Facebook just unveiled DeepText, a deep learning-based engine that can understand with near-human accuracy the textual content of several thousands posts per second, spanning more than 20 languages. The idea is that understanding the various ways text is used on Facebook can help the company improve people's experiences with its products.
One of the goals of DeepText is to understand more languages more quickly. Facebook thinks that AI systems such as Parsey McParsface are simply far too time-consuming and do not properly understand or translate slang. DeepText reduced the reliance on language-dependent knowledge since the system can learn from text with little to no processing. DeepText also uses “word embeddings", a mathematical concept that preserves the semantic relationship among words. DeepText recognizes that for English and Spanish, “happy birthday” and “feliz cumpleaños” should be very close to each other in the common embedding space.
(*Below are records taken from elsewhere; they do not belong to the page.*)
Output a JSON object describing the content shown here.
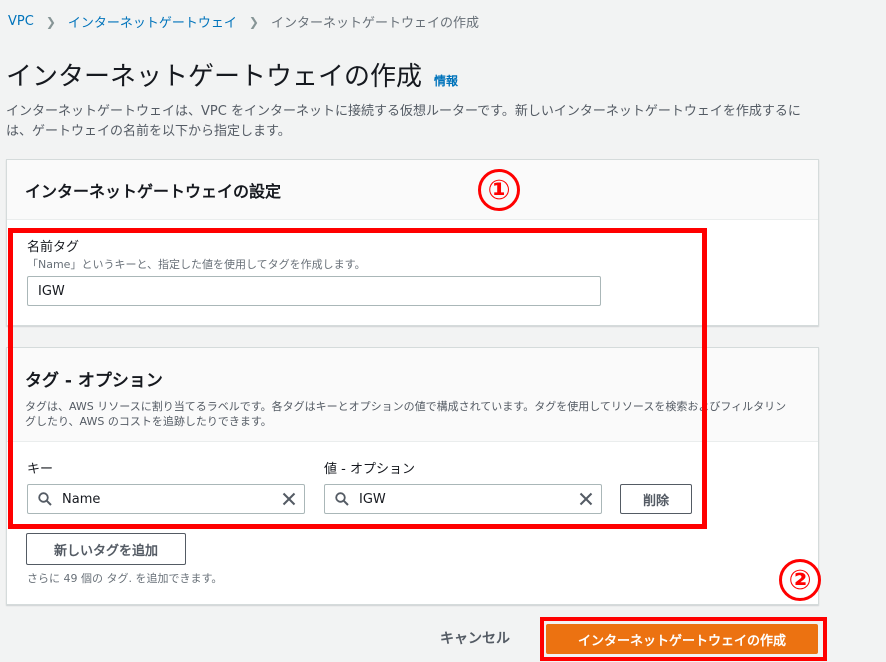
{
  "breadcrumb": {
    "items": [
      "VPC",
      "インターネットゲートウェイ",
      "インターネットゲートウェイの作成"
    ]
  },
  "page": {
    "title": "インターネットゲートウェイの作成",
    "info_link": "情報",
    "description": "インターネットゲートウェイは、VPC をインターネットに接続する仮想ルーターです。新しいインターネットゲートウェイを作成するには、ゲートウェイの名前を以下から指定します。"
  },
  "settings_panel": {
    "title": "インターネットゲートウェイの設定",
    "name_tag_label": "名前タグ",
    "name_tag_description": "「Name」というキーと、指定した値を使用してタグを作成します。",
    "name_tag_value": "IGW"
  },
  "tags_panel": {
    "title": "タグ - オプション",
    "description": "タグは、AWS リソースに割り当てるラベルです。各タグはキーとオプションの値で構成されています。タグを使用してリソースを検索およびフィルタリングしたり、AWS のコストを追跡したりできます。",
    "key_label": "キー",
    "value_label": "値 - オプション",
    "key_value": "Name",
    "value_value": "IGW",
    "remove_button": "削除",
    "add_tag_button": "新しいタグを追加",
    "hint": "さらに 49 個の タグ. を追加できます。"
  },
  "footer": {
    "cancel_label": "キャンセル",
    "create_label": "インターネットゲートウェイの作成"
  },
  "annotations": {
    "step1": "①",
    "step2": "②"
  },
  "colors": {
    "primary": "#ec7211",
    "link": "#0073bb",
    "highlight": "#ff0000"
  }
}
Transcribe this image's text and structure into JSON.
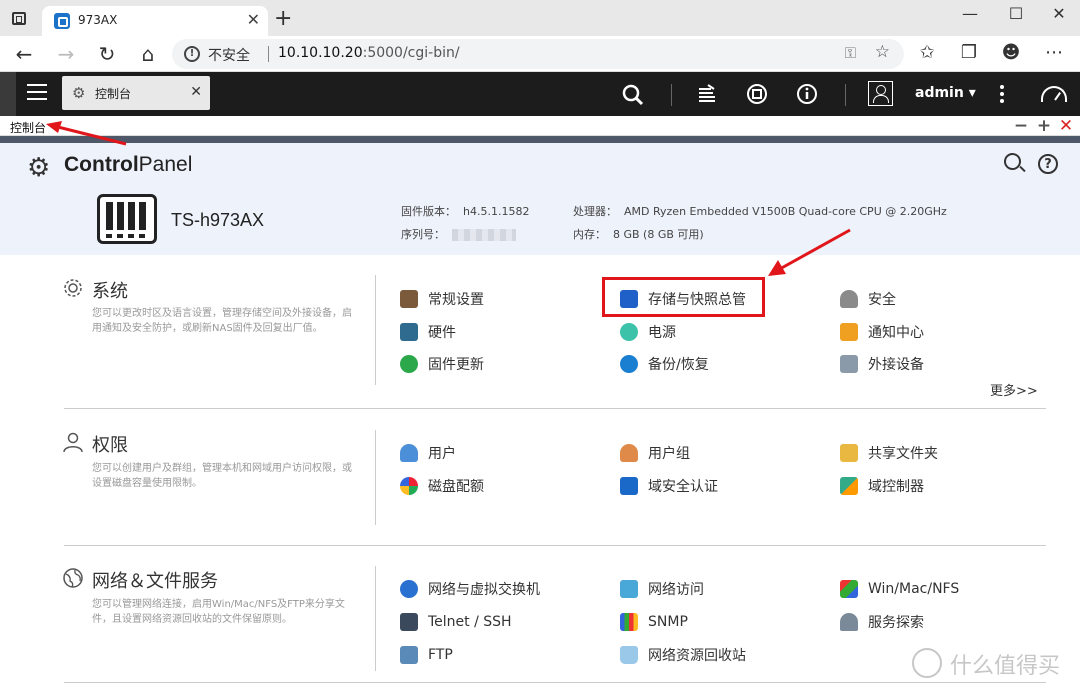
{
  "browser": {
    "tab_title": "973AX",
    "insecure_label": "不安全",
    "url_host": "10.10.10.20",
    "url_rest": ":5000/cgi-bin/"
  },
  "qts": {
    "tab_label": "控制台",
    "user": "admin",
    "window_label": "控制台"
  },
  "control_panel": {
    "title_bold": "Control",
    "title_rest": "Panel",
    "model": "TS-h973AX",
    "firmware_label": "固件版本：",
    "firmware_value": "h4.5.1.1582",
    "serial_label": "序列号：",
    "cpu_label": "处理器：",
    "cpu_value": "AMD Ryzen Embedded V1500B Quad-core CPU @ 2.20GHz",
    "mem_label": "内存：",
    "mem_value": "8 GB (8 GB 可用)"
  },
  "sections": {
    "system": {
      "title": "系统",
      "desc": "您可以更改时区及语言设置，管理存储空间及外接设备，启用通知及安全防护，或刷新NAS固件及回复出厂值。",
      "items": [
        "常规设置",
        "存储与快照总管",
        "安全",
        "硬件",
        "电源",
        "通知中心",
        "固件更新",
        "备份/恢复",
        "外接设备"
      ],
      "more": "更多>>"
    },
    "privilege": {
      "title": "权限",
      "desc": "您可以创建用户及群组，管理本机和网域用户访问权限，或设置磁盘容量使用限制。",
      "items": [
        "用户",
        "用户组",
        "共享文件夹",
        "磁盘配额",
        "域安全认证",
        "域控制器"
      ]
    },
    "network": {
      "title": "网络＆文件服务",
      "desc": "您可以管理网络连接，启用Win/Mac/NFS及FTP来分享文件，且设置网络资源回收站的文件保留原则。",
      "items": [
        "网络与虚拟交换机",
        "网络访问",
        "Win/Mac/NFS",
        "Telnet / SSH",
        "SNMP",
        "服务探索",
        "FTP",
        "网络资源回收站"
      ]
    }
  },
  "watermark": "什么值得买",
  "colors": {
    "highlight": "#e0161a",
    "topbar": "#1c1c1c",
    "header_bg": "#eef2fb"
  }
}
Perhaps the most lucrative purpose of DeepText is intent detection. For example, someone might write on Facebook, “I am looking to sell my car for $5,000”. DeepText would be able to detect that the post is about selling something. It would extract information such as the object being sold and its price, and prompt the seller to use existing tools that make these transactions easier through Facebook.
DeepText is also intended to detect sentiment, and entities (e.g., people, places, events), using mixed content signals like text and images, and remove spam. The announcement noted that many celebrities and public figures use Facebook to start conversations with the public that often draw thousands of comments. DeepText could find the highest-quality or most relevant comments in multiple languages, althoughit did not state what constitutes a “high-quality” comment.
Facebook aims to better understand people’s intent on their website, however, its also has a wider goal. The unstructured data on Facebook means that text understanding systems are better able to learn how people naturally use language in multiple languages. They hope that this will further advance the state of the art in natural language processing.